In [1]:
import pandas as pd
import numpy as np
from sklearn.model_selection import KFold
from sklearn.preprocessing import MinMaxScaler
import torch
import torch.nn as nn
from torch.utils.data import DataLoader, TensorDataset
from sklearn.metrics import mean_absolute_error, mean_squared_error
import random

# 设置随机种子
def set_seed(seed=42):
    random.seed(seed)
    np.random.seed(seed)
    torch.manual_seed(seed)
    torch.cuda.manual_seed(seed)
    torch.cuda.manual_seed_all(seed)
    torch.backends.cudnn.deterministic = True
    torch.backends.cudnn.benchmark = False

# 在代码的开头设置随机种子
set_seed(42)

# 读取数据
data = pd.read_csv('final_50_all.csv')

num_features = ['temperature_2m (°C)', 'apparent_temperature (°C)', 'rain (mm)', 'wind_speed_100m (km/h)']

# 特征工程
data['hour'] = pd.to_datetime(data['hour'])
data['year'] = data['hour'].dt.year
data['month'] = data['hour'].dt.month
data['day'] = data['hour'].dt.day
data['hour_of_day'] = data['hour'].dt.hour
data['weekday'] = data['hour'].dt.weekday

data['hour_sin'] = np.sin(2 * np.pi * data['hour_of_day'] / 24)
data['hour_cos'] = np.cos(2 * np.pi * data['hour_of_day'] / 24)
data['weekday_sin'] = np.sin(2 * np.pi * data['weekday'] / 7)
data['weekday_cos'] = np.cos(2 * np.pi * data['weekday'] / 7)
data['month_sin'] = np.sin(2 * np.pi * data['month'] / 12)
data['month_cos'] = np.cos(2 * np.pi * data['month'] / 12)

# 数值特征缩放
scaler = MinMaxScaler()
data[num_features] = scaler.fit_transform(data[num_features])

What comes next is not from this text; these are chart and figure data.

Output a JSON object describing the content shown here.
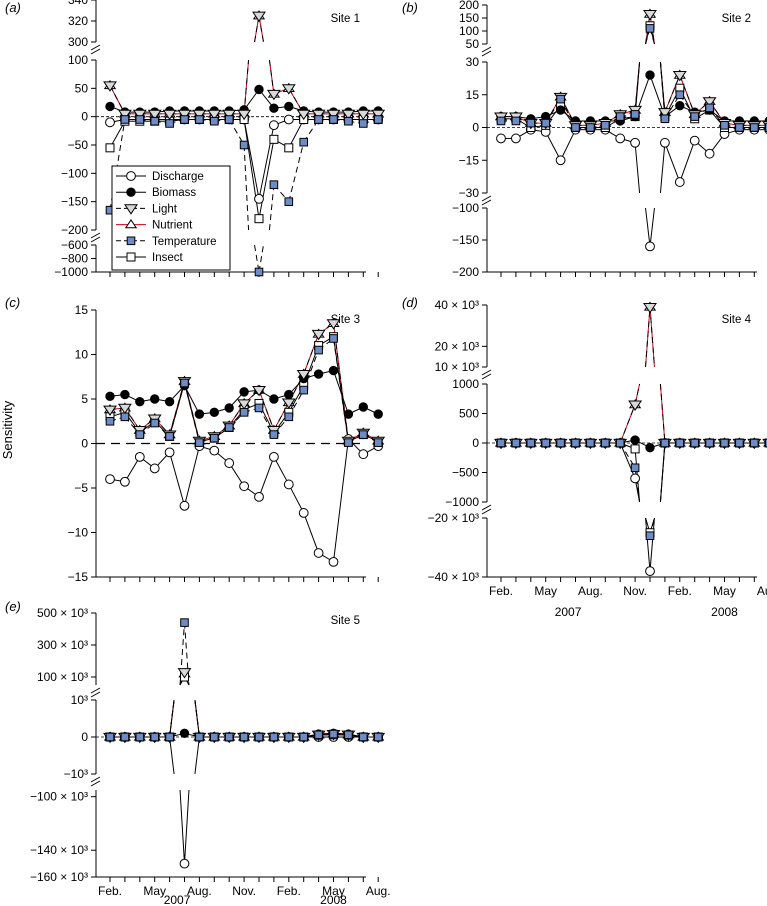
{
  "figure": {
    "ylabel": "Sensitivity",
    "x_months": [
      "Feb.",
      "May",
      "Aug.",
      "Nov.",
      "Feb.",
      "May",
      "Aug."
    ],
    "x_years": [
      "2007",
      "2008"
    ]
  },
  "legend": {
    "items": [
      {
        "name": "Discharge",
        "marker": "circle-open",
        "line": "solid",
        "color": "#000000"
      },
      {
        "name": "Biomass",
        "marker": "circle-filled",
        "line": "solid",
        "color": "#000000"
      },
      {
        "name": "Light",
        "marker": "triangle-down",
        "line": "dashed",
        "color": "#000000"
      },
      {
        "name": "Nutrient",
        "marker": "triangle-up",
        "line": "solid",
        "color": "#d0021b"
      },
      {
        "name": "Temperature",
        "marker": "square-filled",
        "line": "dashed",
        "color": "#6f8bc6"
      },
      {
        "name": "Insect",
        "marker": "square-open",
        "line": "solid",
        "color": "#000000"
      }
    ]
  },
  "colors": {
    "light_fill": "#d9d9d9",
    "temperature_fill": "#6f8bc6",
    "nutrient_line": "#d0021b"
  },
  "chart_data": [
    {
      "id": "a",
      "panel_label": "(a)",
      "site": "Site 1",
      "type": "line",
      "x": [
        1,
        2,
        3,
        4,
        5,
        6,
        7,
        8,
        9,
        10,
        11,
        12,
        13,
        14,
        15,
        16,
        17,
        18,
        19
      ],
      "y_ticks": [
        "340",
        "320",
        "300",
        "100",
        "50",
        "0",
        "−50",
        "−100",
        "−150",
        "−200",
        "−600",
        "−800",
        "−1000"
      ],
      "series": {
        "Discharge": [
          -10,
          -5,
          -5,
          -5,
          -5,
          -5,
          -5,
          -5,
          -5,
          -5,
          -145,
          -15,
          -5,
          -5,
          -5,
          -5,
          -5,
          -5,
          -5
        ],
        "Biomass": [
          18,
          8,
          8,
          8,
          10,
          10,
          10,
          10,
          10,
          12,
          48,
          15,
          18,
          10,
          8,
          8,
          8,
          10,
          10
        ],
        "Light": [
          55,
          5,
          5,
          5,
          5,
          5,
          5,
          5,
          5,
          5,
          325,
          40,
          50,
          5,
          5,
          5,
          5,
          5,
          5
        ],
        "Nutrient": [
          55,
          5,
          5,
          5,
          5,
          5,
          5,
          5,
          5,
          5,
          325,
          40,
          50,
          5,
          5,
          5,
          5,
          5,
          5
        ],
        "Temperature": [
          -165,
          -5,
          -5,
          -8,
          -12,
          -5,
          -5,
          -8,
          -5,
          -50,
          -1000,
          -120,
          -150,
          -45,
          -5,
          -5,
          -8,
          -12,
          -5
        ],
        "Insect": [
          -55,
          -8,
          -8,
          -8,
          -8,
          -5,
          -5,
          -5,
          -5,
          -5,
          -180,
          -40,
          -55,
          -5,
          -5,
          -5,
          -5,
          -5,
          -5
        ]
      }
    },
    {
      "id": "b",
      "panel_label": "(b)",
      "site": "Site 2",
      "type": "line",
      "x": [
        1,
        2,
        3,
        4,
        5,
        6,
        7,
        8,
        9,
        10,
        11,
        12,
        13,
        14,
        15,
        16,
        17,
        18,
        19
      ],
      "y_ticks": [
        "200",
        "150",
        "100",
        "50",
        "30",
        "15",
        "0",
        "−15",
        "−30",
        "−100",
        "−150",
        "−200"
      ],
      "series": {
        "Discharge": [
          -5,
          -5,
          -1,
          -2,
          -15,
          -1,
          -1,
          -1,
          -5,
          -7,
          -160,
          -7,
          -25,
          -6,
          -12,
          -3,
          -1,
          -1,
          -1
        ],
        "Biomass": [
          5,
          5,
          4,
          5,
          8,
          3,
          3,
          3,
          3,
          5,
          24,
          5,
          10,
          7,
          8,
          3,
          3,
          3,
          3
        ],
        "Light": [
          5,
          5,
          2,
          2,
          14,
          1,
          1,
          2,
          6,
          8,
          165,
          7,
          24,
          6,
          12,
          2,
          1,
          1,
          1
        ],
        "Nutrient": [
          5,
          5,
          2,
          2,
          14,
          1,
          1,
          2,
          6,
          8,
          165,
          7,
          24,
          6,
          12,
          2,
          1,
          1,
          1
        ],
        "Temperature": [
          3,
          3,
          2,
          2,
          13,
          0,
          0,
          1,
          5,
          6,
          110,
          4,
          15,
          5,
          9,
          1,
          0,
          0,
          0
        ],
        "Insect": [
          4,
          4,
          0,
          1,
          10,
          0,
          0,
          0,
          4,
          5,
          120,
          5,
          18,
          4,
          8,
          0,
          0,
          0,
          0
        ]
      }
    },
    {
      "id": "c",
      "panel_label": "(c)",
      "site": "Site 3",
      "type": "line",
      "x": [
        1,
        2,
        3,
        4,
        5,
        6,
        7,
        8,
        9,
        10,
        11,
        12,
        13,
        14,
        15,
        16,
        17,
        18,
        19
      ],
      "y_ticks": [
        "15",
        "10",
        "5",
        "0",
        "−5",
        "−10",
        "−15"
      ],
      "series": {
        "Discharge": [
          -4,
          -4.3,
          -1.5,
          -2.8,
          -1,
          -7,
          -0.3,
          -0.8,
          -2.2,
          -4.8,
          -6,
          -1.5,
          -4.6,
          -7.8,
          -12.3,
          -13.3,
          0.5,
          -1.2,
          -0.3
        ],
        "Biomass": [
          5.3,
          5.5,
          4.7,
          5,
          4.7,
          6.5,
          3.3,
          3.5,
          4,
          5.8,
          6,
          5,
          5.5,
          7.3,
          7.8,
          8.2,
          3.3,
          4.1,
          3.3
        ],
        "Light": [
          3.8,
          4,
          1.5,
          2.8,
          1,
          7,
          0.3,
          0.8,
          2,
          4.5,
          6,
          1.5,
          4.6,
          7.8,
          12.3,
          13.5,
          0.3,
          1.2,
          0.3
        ],
        "Nutrient": [
          3.8,
          4,
          1.5,
          2.8,
          1,
          7,
          0.3,
          0.8,
          2,
          4.5,
          6,
          1.5,
          4.6,
          7.8,
          12.3,
          13.5,
          0.3,
          1.2,
          0.3
        ],
        "Temperature": [
          2.5,
          3,
          1,
          2.3,
          0.8,
          6.8,
          0.1,
          0.6,
          1.8,
          3.5,
          4,
          1,
          3,
          6,
          10.5,
          11.8,
          0.1,
          1,
          0.1
        ],
        "Insect": [
          3,
          3.5,
          1.2,
          2.5,
          0.8,
          6.8,
          0.2,
          0.6,
          1.8,
          3.8,
          4.5,
          1.2,
          3.5,
          6.5,
          11,
          12,
          0.2,
          1,
          0.2
        ]
      }
    },
    {
      "id": "d",
      "panel_label": "(d)",
      "site": "Site 4",
      "type": "line",
      "x": [
        1,
        2,
        3,
        4,
        5,
        6,
        7,
        8,
        9,
        10,
        11,
        12,
        13,
        14,
        15,
        16,
        17,
        18,
        19
      ],
      "x_tick_labels": [
        "Feb.",
        "May",
        "Aug.",
        "Nov.",
        "Feb.",
        "May",
        "Aug."
      ],
      "x_year_labels": [
        "2007",
        "2008"
      ],
      "y_ticks": [
        "40 × 10³",
        "20 × 10³",
        "10 × 10³",
        "1000",
        "500",
        "0",
        "−500",
        "−1000",
        "−20 × 10³",
        "−40 × 10³"
      ],
      "series": {
        "Discharge": [
          0,
          0,
          0,
          0,
          0,
          0,
          0,
          0,
          0,
          -600,
          -38000,
          0,
          0,
          0,
          0,
          0,
          0,
          0,
          0
        ],
        "Biomass": [
          0,
          0,
          0,
          0,
          0,
          0,
          0,
          0,
          0,
          50,
          -80,
          0,
          0,
          0,
          0,
          0,
          0,
          0,
          0
        ],
        "Light": [
          0,
          0,
          0,
          0,
          0,
          0,
          0,
          0,
          0,
          650,
          39000,
          0,
          0,
          0,
          0,
          0,
          0,
          0,
          0
        ],
        "Nutrient": [
          0,
          0,
          0,
          0,
          0,
          0,
          0,
          0,
          0,
          650,
          39000,
          0,
          0,
          0,
          0,
          0,
          0,
          0,
          0
        ],
        "Temperature": [
          0,
          0,
          0,
          0,
          0,
          0,
          0,
          0,
          0,
          -420,
          -26000,
          0,
          0,
          0,
          0,
          0,
          0,
          0,
          0
        ],
        "Insect": [
          0,
          0,
          0,
          0,
          0,
          0,
          0,
          0,
          0,
          -100,
          -25000,
          0,
          0,
          0,
          0,
          0,
          0,
          0,
          0
        ]
      }
    },
    {
      "id": "e",
      "panel_label": "(e)",
      "site": "Site 5",
      "type": "line",
      "x": [
        1,
        2,
        3,
        4,
        5,
        6,
        7,
        8,
        9,
        10,
        11,
        12,
        13,
        14,
        15,
        16,
        17,
        18,
        19
      ],
      "x_tick_labels": [
        "Feb.",
        "May",
        "Aug.",
        "Nov.",
        "Feb.",
        "May",
        "Aug."
      ],
      "x_year_labels": [
        "2007",
        "2008"
      ],
      "y_ticks": [
        "500 × 10³",
        "300 × 10³",
        "100 × 10³",
        "10³",
        "0",
        "−10³",
        "−100 × 10³",
        "−140 × 10³",
        "−160 × 10³"
      ],
      "series": {
        "Discharge": [
          0,
          0,
          0,
          0,
          0,
          -150000,
          0,
          0,
          0,
          0,
          0,
          0,
          0,
          0,
          0,
          0,
          0,
          0,
          0
        ],
        "Biomass": [
          0,
          0,
          0,
          0,
          0,
          100,
          0,
          0,
          0,
          0,
          0,
          0,
          0,
          0,
          80,
          100,
          80,
          0,
          0
        ],
        "Light": [
          0,
          0,
          0,
          0,
          0,
          130000,
          0,
          0,
          0,
          0,
          0,
          0,
          0,
          0,
          60,
          80,
          60,
          0,
          0
        ],
        "Nutrient": [
          0,
          0,
          0,
          0,
          0,
          120000,
          0,
          0,
          0,
          0,
          0,
          0,
          0,
          0,
          60,
          80,
          60,
          0,
          0
        ],
        "Temperature": [
          0,
          0,
          0,
          0,
          0,
          440000,
          0,
          0,
          0,
          0,
          0,
          0,
          0,
          0,
          60,
          80,
          60,
          0,
          0
        ],
        "Insect": [
          0,
          0,
          0,
          0,
          0,
          100000,
          0,
          0,
          0,
          0,
          0,
          0,
          0,
          0,
          50,
          60,
          50,
          0,
          0
        ]
      }
    }
  ]
}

data.drop(['month','day','hour', 'hour_of_day', 'weekday'], axis=1, inplace=True)

# 提取最终特征和目标
features = num_features + ['hour_sin', 'hour_cos', 'weekday_sin', 'weekday_cos','month_sin','month_cos'] 
target = 'ride_count'

X = data[features].values
y = data[target].values

def create_sequences(data, target, sequence_length):
    X, y = [], []
    for i in range(len(data) - sequence_length):
        X.append(data[i:i + sequence_length])
        y.append(target[i + sequence_length])
    return np.array(X), np.array(y)

# 设置序列长度
sequence_length = 48  # 例如使用过去24小时的数据预测
X, y = create_sequences(X, y, sequence_length)

# K折交叉验证（5折）
kf = KFold(n_splits=5, shuffle=True, random_state=42)
fold = 0

train_losses = []
val_losses = []
maes = []
rmses = []

for train_index, val_index in kf.split(X):
    fold += 1
    print(f"Fold {fold}/{5}")
    
    # 划分训练集和验证集
    X_train, X_val = X[train_index], X[val_index]
    y_train, y_val = y[train_index], y[val_index]

    # 转换为张量
    X_train_tensor = torch.tensor(X_train, dtype=torch.float32)
    y_train_tensor = torch.tensor(y_train, dtype=torch.float32)
    X_val_tensor = torch.tensor(X_val, dtype=torch.float32)
    y_val_tensor = torch.tensor(y_val, dtype=torch.float32)

    # 数据加载器
    train_loader = DataLoader(TensorDataset(X_train_tensor, y_train_tensor), batch_size=32, shuffle=True)
    val_loader = DataLoader(TensorDataset(X_val_tensor, y_val_tensor), batch_size=32)
    
    # 定义GRU模型
    class GRUModel(nn.Module):
        def __init__(self, input_size, hidden_size, output_size, dropout, cnn_channels, kernel_size):
            super(GRUModel, self).__init__()
            # 添加 CNN 层
            self.conv1d = nn.Conv1d(in_channels=input_size, out_channels=cnn_channels, kernel_size=kernel_size, padding=kernel_size // 2)
            self.relu = nn.ReLU()

            # GRU 层
            self.gru = nn.GRU(cnn_channels, hidden_size, batch_first=True)
            
            # 全连接层
            self.fc = nn.Linear(hidden_size, output_size)
            self.dropout = nn.Dropout(dropout)
        
        def forward(self, x):
            # CNN 层
            x = x.permute(0, 2, 1)  # 为 Conv1d 调整形状
            x = self.conv1d(x)  # 通过 1D 卷积层
            x = self.relu(x)    # 激活函数
            x = x.permute(0, 2, 1)  # 调整形状回 [batch_size, seq_length, cnn_channels]

            # GRU 层
            out, _ = self.gru(x)  # [batch_size, seq_length, hidden_size]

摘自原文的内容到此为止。